Maine’s median age — that is, the age at which half the state’s 1.3 million people are older and half are younger — is 42.7. Compared to the national average median of 36.9, we’re not quite as old as many thought, right? In fact, at 42 we just might still be able to work circles around those 36-year-olds.
One popular image of our aging state is of retirees selling their homes in the southern New England or mid-Atlantic states and moving to Maine. Here, they are able to buy homes with more land or water views, renovate them and still pocket some money from the sale elsewhere. They invest in the local economy, patronize local businesses and don’t put children into the school system.
Another image of aging Maine is of the native-born resident in declining health, struggling to maintain the old homestead on limited income while drawing more and more government aid.

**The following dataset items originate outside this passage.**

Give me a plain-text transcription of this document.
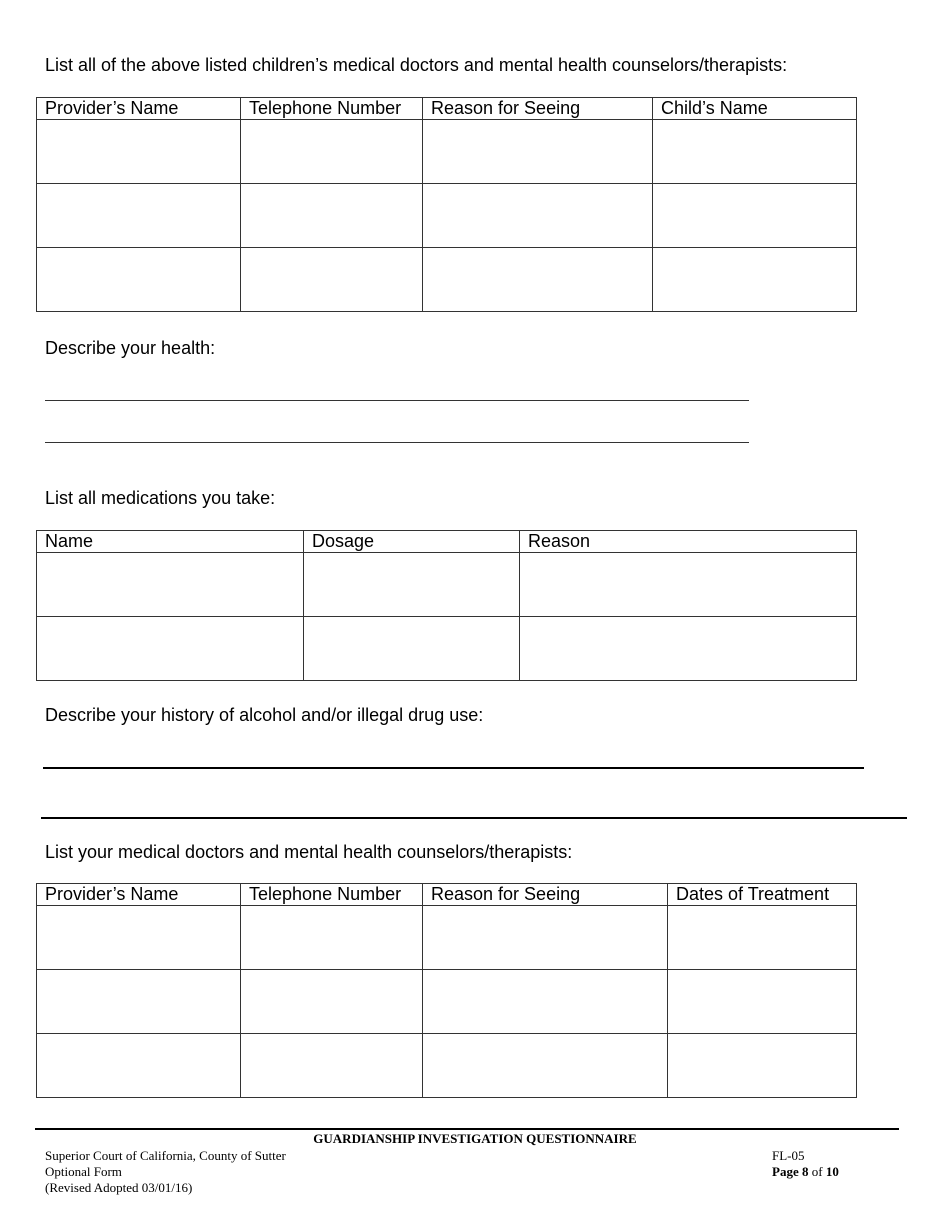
List all of the above listed children’s medical doctors and mental health counselors/therapists:
Provider’s Name	Telephone Number	Reason for Seeing	Child’s Name

Describe your health:
List all medications you take:
Name	Dosage	Reason

Describe your history of alcohol and/or illegal drug use:
List your medical doctors and mental health counselors/therapists:
Provider’s Name	Telephone Number	Reason for Seeing	Dates of Treatment

GUARDIANSHIP INVESTIGATION QUESTIONNAIRE
Superior Court of California, County of Sutter
Optional Form
(Revised Adopted 03/01/16)
FL-05
Page 8 of 10
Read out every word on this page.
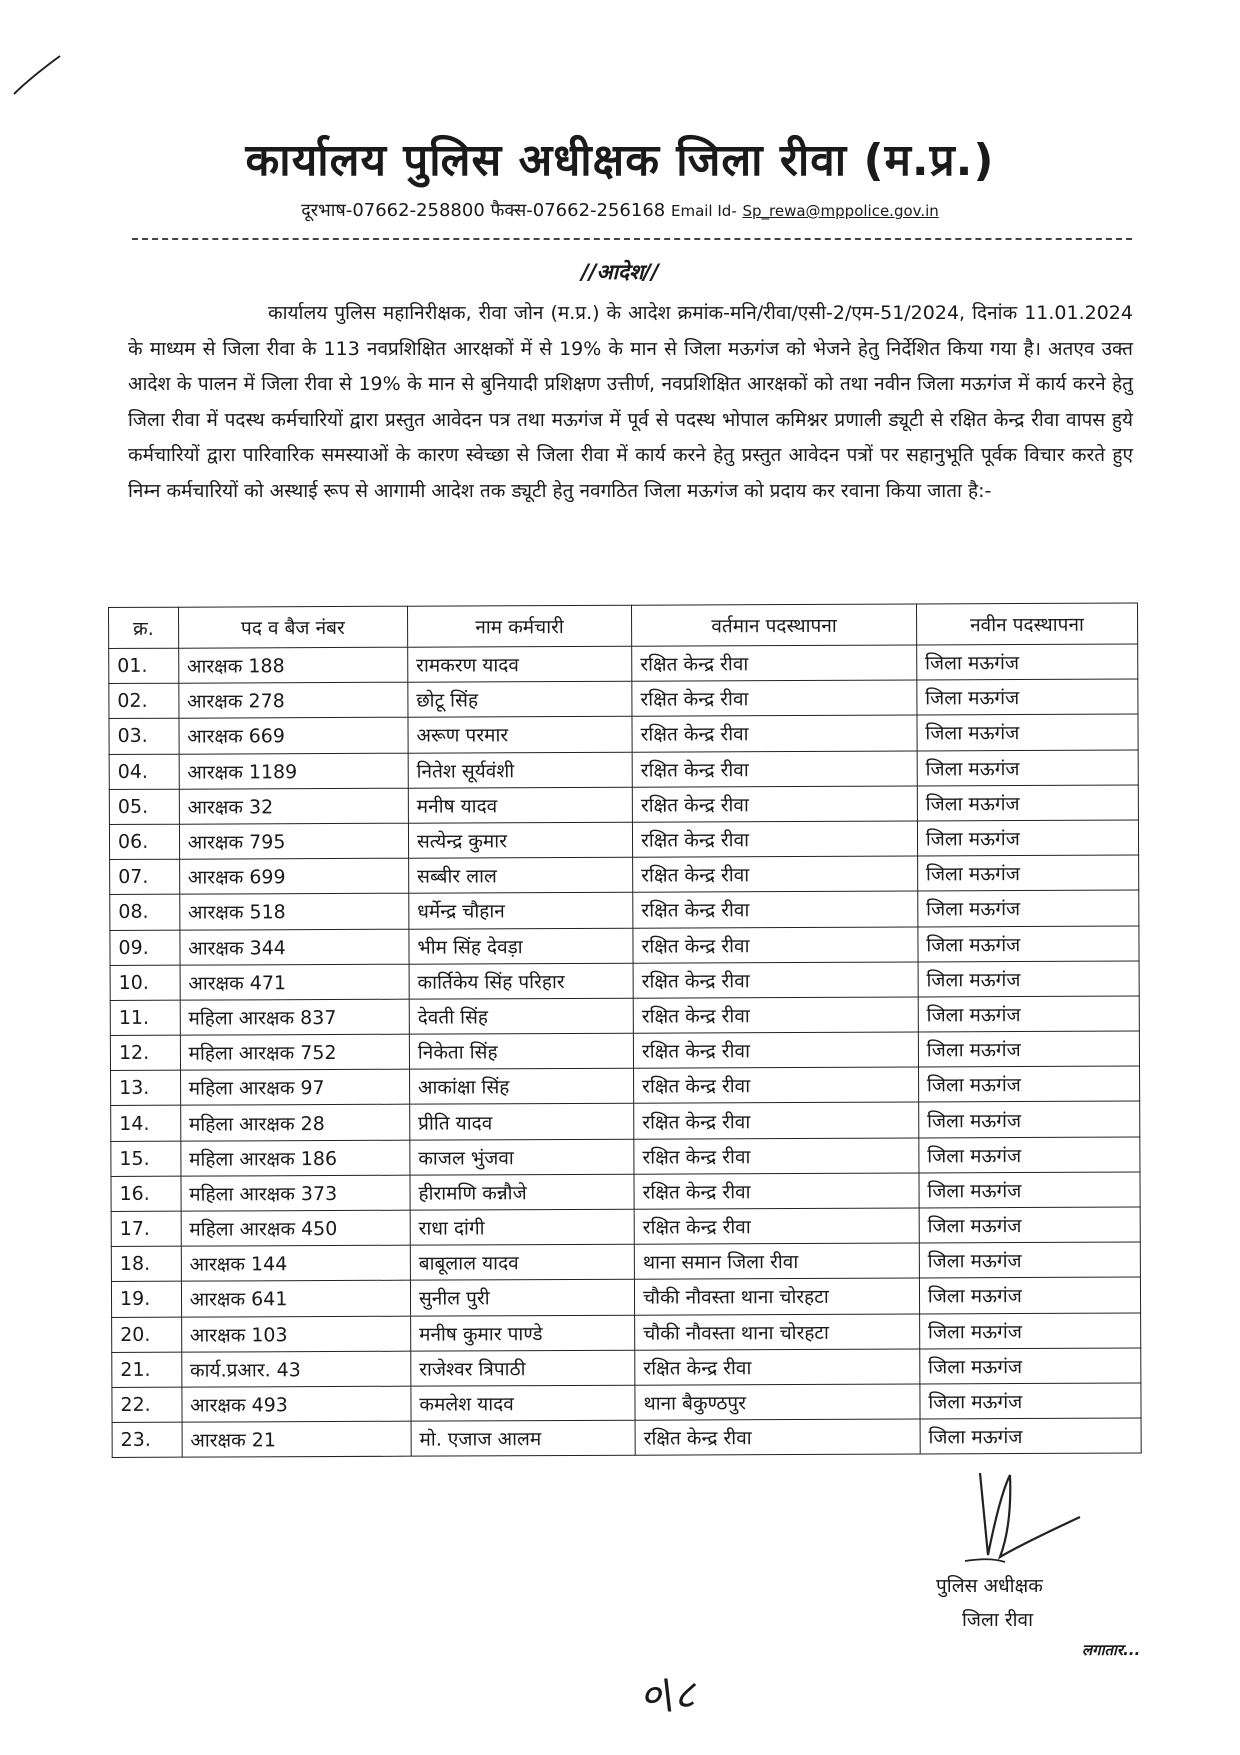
कार्यालय पुलिस अधीक्षक जिला रीवा (म.प्र.)
दूरभाष-07662-258800 फैक्स-07662-256168 Email Id- Sp_rewa@mppolice.gov.in
//आदेश//
कार्यालय पुलिस महानिरीक्षक, रीवा जोन (म.प्र.) के आदेश क्रमांक-मनि/रीवा/एसी-2/एम-51/2024, दिनांक 11.01.2024 के माध्यम से जिला रीवा के 113 नवप्रशिक्षित आरक्षकों में से 19% के मान से जिला मऊगंज को भेजने हेतु निर्देशित किया गया है। अतएव उक्त आदेश के पालन में जिला रीवा से 19% के मान से बुनियादी प्रशिक्षण उत्तीर्ण, नवप्रशिक्षित आरक्षकों को तथा नवीन जिला मऊगंज में कार्य करने हेतु जिला रीवा में पदस्थ कर्मचारियों द्वारा प्रस्तुत आवेदन पत्र तथा मऊगंज में पूर्व से पदस्थ भोपाल कमिश्नर प्रणाली ड्यूटी से रक्षित केन्द्र रीवा वापस हुये कर्मचारियों द्वारा पारिवारिक समस्याओं के कारण स्वेच्छा से जिला रीवा में कार्य करने हेतु प्रस्तुत आवेदन पत्रों पर सहानुभूति पूर्वक विचार करते हुए निम्न कर्मचारियों को अस्थाई रूप से आगामी आदेश तक ड्यूटी हेतु नवगठित जिला मऊगंज को प्रदाय कर रवाना किया जाता है:-
क्र.	पद व बैज नंबर	नाम कर्मचारी	वर्तमान पदस्थापना	नवीन पदस्थापना
01.	आरक्षक 188	रामकरण यादव	रक्षित केन्द्र रीवा	जिला मऊगंज
02.	आरक्षक 278	छोटू सिंह	रक्षित केन्द्र रीवा	जिला मऊगंज
03.	आरक्षक 669	अरूण परमार	रक्षित केन्द्र रीवा	जिला मऊगंज
04.	आरक्षक 1189	नितेश सूर्यवंशी	रक्षित केन्द्र रीवा	जिला मऊगंज
05.	आरक्षक 32	मनीष यादव	रक्षित केन्द्र रीवा	जिला मऊगंज
06.	आरक्षक 795	सत्येन्द्र कुमार	रक्षित केन्द्र रीवा	जिला मऊगंज
07.	आरक्षक 699	सब्बीर लाल	रक्षित केन्द्र रीवा	जिला मऊगंज
08.	आरक्षक 518	धर्मेन्द्र चौहान	रक्षित केन्द्र रीवा	जिला मऊगंज
09.	आरक्षक 344	भीम सिंह देवड़ा	रक्षित केन्द्र रीवा	जिला मऊगंज
10.	आरक्षक 471	कार्तिकेय सिंह परिहार	रक्षित केन्द्र रीवा	जिला मऊगंज
11.	महिला आरक्षक 837	देवती सिंह	रक्षित केन्द्र रीवा	जिला मऊगंज
12.	महिला आरक्षक 752	निकेता सिंह	रक्षित केन्द्र रीवा	जिला मऊगंज
13.	महिला आरक्षक 97	आकांक्षा सिंह	रक्षित केन्द्र रीवा	जिला मऊगंज
14.	महिला आरक्षक 28	प्रीति यादव	रक्षित केन्द्र रीवा	जिला मऊगंज
15.	महिला आरक्षक 186	काजल भुंजवा	रक्षित केन्द्र रीवा	जिला मऊगंज
16.	महिला आरक्षक 373	हीरामणि कन्नौजे	रक्षित केन्द्र रीवा	जिला मऊगंज
17.	महिला आरक्षक 450	राधा दांगी	रक्षित केन्द्र रीवा	जिला मऊगंज
18.	आरक्षक 144	बाबूलाल यादव	थाना समान जिला रीवा	जिला मऊगंज
19.	आरक्षक 641	सुनील पुरी	चौकी नौवस्ता थाना चोरहटा	जिला मऊगंज
20.	आरक्षक 103	मनीष कुमार पाण्डे	चौकी नौवस्ता थाना चोरहटा	जिला मऊगंज
21.	कार्य.प्रआर. 43	राजेश्वर त्रिपाठी	रक्षित केन्द्र रीवा	जिला मऊगंज
22.	आरक्षक 493	कमलेश यादव	थाना बैकुण्ठपुर	जिला मऊगंज
23.	आरक्षक 21	मो. एजाज आलम	रक्षित केन्द्र रीवा	जिला मऊगंज
पुलिस अधीक्षक
जिला रीवा
लगातार...
०\८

Yes, a substantial chunk — 15.9 percent — of Maine’s population is 65 or older. That’s higher than the national 13 percent. Florida has the highest percentage of 65-plus (about 17 percent), and Pennsylvania and West Virginia join Maine in the 15 percent range.
If there is a sweet spot for the age of those who might start businesses or become valuable employees, it probably is the 25-44 age group. For Maine, 23.8 percent of the population falls into this segment (25-29, 5.5 percent; 30-34, 5.4 percent; 35-39, 6 percent; 40-44, 6.9 percent).
Ireland, one of several European Union nations especially hard hit by the recession, is seeing many of its 25- to 44-year-olds flee. The Irish government released information showing that 110 Irish citizens are leaving the country daily, and the majority of the citizens fleeing are in the 25- to 44-year-old age group. These are the “future engineers, entrepreneurs and labor which would help to lead Ireland out of the current economic morass,” a blogger noted.
Much has been written about young people leaving Maine for greener economic pastures, but
most troubling is the state’s virtually stagnant population. In the 2000-2010 years, Maine grew by just 4.2 percent. That’s less than half a percent per year.
While ethnic diversity is desirable because it contributes to cultural richness, there are other reasons for hoping Maine becomes less white. Currently, 95.2 percent of Mainers identify as white; 1.2 percent identify as African-American; and 2.6 percent identify as Hispanic. Hispanic couples, it turns out, have more children than white couples.
On education, Maine is unequivocally weak. A little over a quarter of the population holds four-year college degrees (about 37 percent hold at least a two-year degree).
The 2010 census is a treasure chest of data that should help us see ourselves clearly and accurately. That self-assessment should spark innovative thinking at the State House and elsewhere.